Donald Trump's response after the Orlando gay nightclub shootings left some Republicans worried about him staying on a message they can stand behind.
lawmakers are worried that the presumptive Republican presidential nominee won't perform well in a president's role as a national healer after major tragedies.
House Speaker Paul Ryan said, again, that he would not support Trump's Muslim ban, according to NPR.
"I do not think a Muslim ban is in our country's interest. I do not think it is reflective of our principles, not just as a party but as a country," Ryan said.
Some GOP lawmakers have also apparently tried to distance themselves from the ban. According to NBC News,
Sen. Marco Rubio called the ban "offensive and outlandish."
And many appear to worry that Trump will not keep to the Republican message.

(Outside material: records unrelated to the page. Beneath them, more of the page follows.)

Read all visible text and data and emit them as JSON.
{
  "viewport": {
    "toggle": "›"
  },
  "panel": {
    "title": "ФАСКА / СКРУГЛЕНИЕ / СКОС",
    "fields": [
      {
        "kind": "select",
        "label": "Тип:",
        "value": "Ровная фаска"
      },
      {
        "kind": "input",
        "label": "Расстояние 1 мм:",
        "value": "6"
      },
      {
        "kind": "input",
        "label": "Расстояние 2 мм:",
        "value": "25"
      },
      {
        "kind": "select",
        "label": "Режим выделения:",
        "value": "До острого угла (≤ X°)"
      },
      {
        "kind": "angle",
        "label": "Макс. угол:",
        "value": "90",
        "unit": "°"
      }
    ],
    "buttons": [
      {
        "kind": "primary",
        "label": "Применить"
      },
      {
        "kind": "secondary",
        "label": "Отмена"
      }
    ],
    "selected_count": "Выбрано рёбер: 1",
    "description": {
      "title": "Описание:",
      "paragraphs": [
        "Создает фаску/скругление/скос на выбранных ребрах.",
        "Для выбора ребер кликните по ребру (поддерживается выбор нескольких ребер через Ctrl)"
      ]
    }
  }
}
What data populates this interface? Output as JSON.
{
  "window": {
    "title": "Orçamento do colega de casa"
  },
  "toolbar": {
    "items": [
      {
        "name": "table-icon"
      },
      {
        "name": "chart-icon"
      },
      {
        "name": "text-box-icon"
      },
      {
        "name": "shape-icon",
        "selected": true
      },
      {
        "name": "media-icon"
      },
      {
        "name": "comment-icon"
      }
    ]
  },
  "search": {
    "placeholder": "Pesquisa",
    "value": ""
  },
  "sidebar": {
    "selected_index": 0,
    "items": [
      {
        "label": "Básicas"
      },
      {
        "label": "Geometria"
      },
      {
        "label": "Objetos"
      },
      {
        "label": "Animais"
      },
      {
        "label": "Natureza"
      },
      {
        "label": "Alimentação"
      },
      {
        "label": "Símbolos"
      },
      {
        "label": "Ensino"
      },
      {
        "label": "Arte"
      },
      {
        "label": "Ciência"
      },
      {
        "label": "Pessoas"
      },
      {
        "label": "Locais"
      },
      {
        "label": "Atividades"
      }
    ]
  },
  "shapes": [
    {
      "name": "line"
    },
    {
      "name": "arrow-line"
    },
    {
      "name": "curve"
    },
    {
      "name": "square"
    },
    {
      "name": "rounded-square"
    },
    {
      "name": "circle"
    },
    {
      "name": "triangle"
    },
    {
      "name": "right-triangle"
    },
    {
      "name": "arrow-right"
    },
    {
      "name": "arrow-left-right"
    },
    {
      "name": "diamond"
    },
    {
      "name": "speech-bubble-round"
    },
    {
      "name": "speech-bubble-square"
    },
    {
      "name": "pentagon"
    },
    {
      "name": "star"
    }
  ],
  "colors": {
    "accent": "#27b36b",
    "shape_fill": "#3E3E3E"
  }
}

"He just blows up everything we want to do," a senior Republican lawmaker told Politico. "Every time you turn around, he's said something new. It's impossible for us to keep up," the lawmaker said.
After the Orlando attacks, Trump criticized the Obama administration's terror response, and called on the president to step down if he would not use the term "radical Islam." He then appeared to make his proposed Muslim ban a centerpiece for his campaign, according to New York Magazine
"Saying nothing would have been better," one member of the Republican National Committee said, according to Politico.
"Every Senate candidate will be forced to answer for Trump's bizarre response. His lack of empathy is jarring," the lawmaker said.
Few Republicans responded when called out by Democrats about Trump's comments. Mississippi Sen. Roger Wicker said, "I'm not going to make a career out of responding to every comment and every tweet," he said.
Trump's call for a Muslim ban appears to remain popular with Republican voters. In March, a poll reported by The Hill
showed that 71 percent of Republican voters favored the ban, while 49 percent of independents and 34 percent of Democrats did.